Quantcast
Last updated on May 27, 2012 at 13:51 EDT

Music Came First for Jerry Reed

September 3, 2008
Repost This

By Peter Cooper

Jerry Reed, country music’s howling virtuoso and a star of stage, studio and screen, has died. Reed, 71, had emphysema and was in hospice care. He leaves an unparalleled legacy of laughter and song.

By the time Reed came to popular attention as Burt Reynolds’ truck-driving sidekick “The Snowman” in the Smokey and the Bandit trilogy, he was already a musical deity to the guitar players who admired the syncopated flurries he unleashed with a casual gleam.

He was a hit recording artist by that time, having topped the early ’70s charts with When You’re Hot, You’re Hot and Lord, Mr. Ford. He had written songs for Elvis Presley, Johnny Cash, Porter Wagoner, Brenda Lee and others, and he had been a session guitarist for Presley, Waylon Jennings, Bobby Bare and others.

Reed enjoyed his Hollywood roles, and he often smiled when movie fans would ask for an autograph without realizing that he was a singer and guitarist of significance. Music was most important to him, though. When he was once asked which facet of music he preferred — songwriter, solo guitarist, session man or entertainer — Reed said, “Hey, that’s like trying to pick out your favorite leg.”

As Reed’s health declined in recent years, he focused on spiritual studies and veterans’ issues. “For 50 years, all I’d done was take, take, take,” he told The Tennessean in 2007. “I decided from now on it is going to be giving. And I’m way behind. We’re all way behind.”

Reed was born Jerry Reed Hubbard in Atlanta on March 20, 1937. He was the son of cotton mill workers Robert Spencer Hubbard and Cynthia Hubbard, who divorced in their son’s first year. The boy lived in orphanages and foster homes until he rejoined his mother when she married mill worker Hubert Howard in 1944. Noticing his enthusiasm for music, she bought him a used guitar for $7, and he began striking the strings with a thumb-pick, a practice he continued throughout his career.

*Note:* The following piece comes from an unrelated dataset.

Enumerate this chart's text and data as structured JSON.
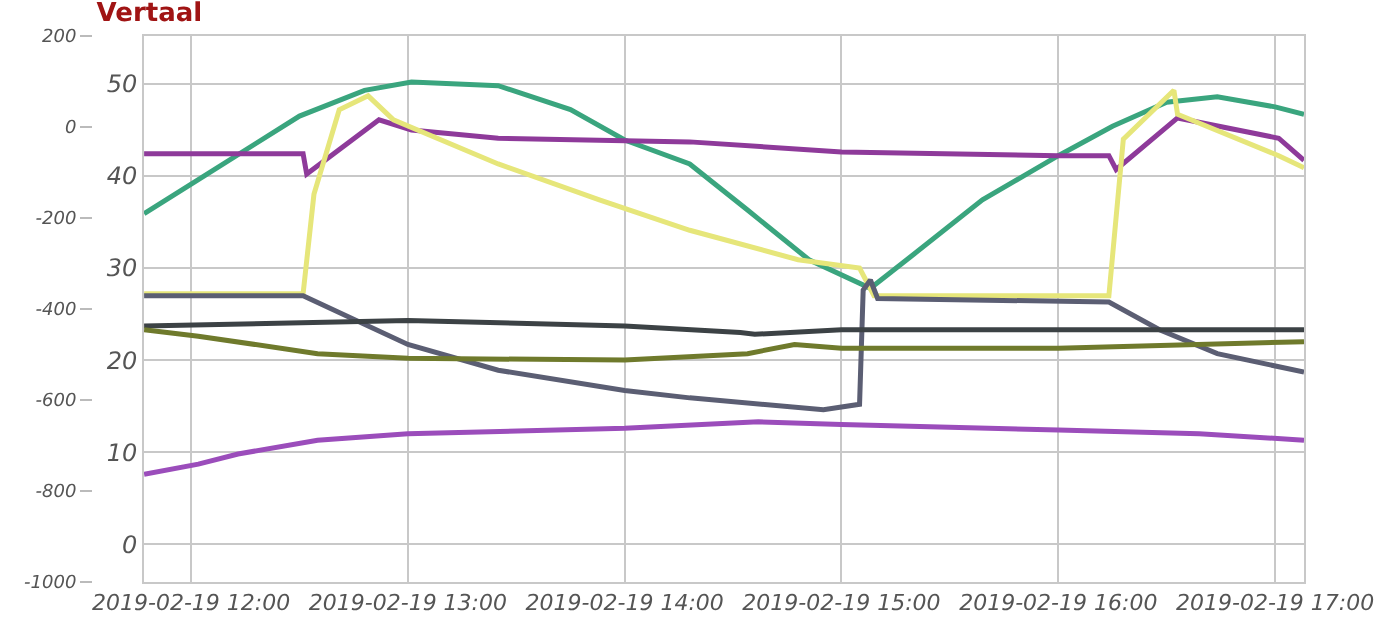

In 1954, he played a song he had written called Aunt Meg’s Wooden Leg for Atlanta radio host Bill Lowery, who became his manager. A 30-day tour with Ernest Tubb and the Texas Troubadours followed, and that was enough to convince Reed that high school was of little use to him. “I knew what I was going to spend my life doing,” he later said. “Nothing else made any sense.”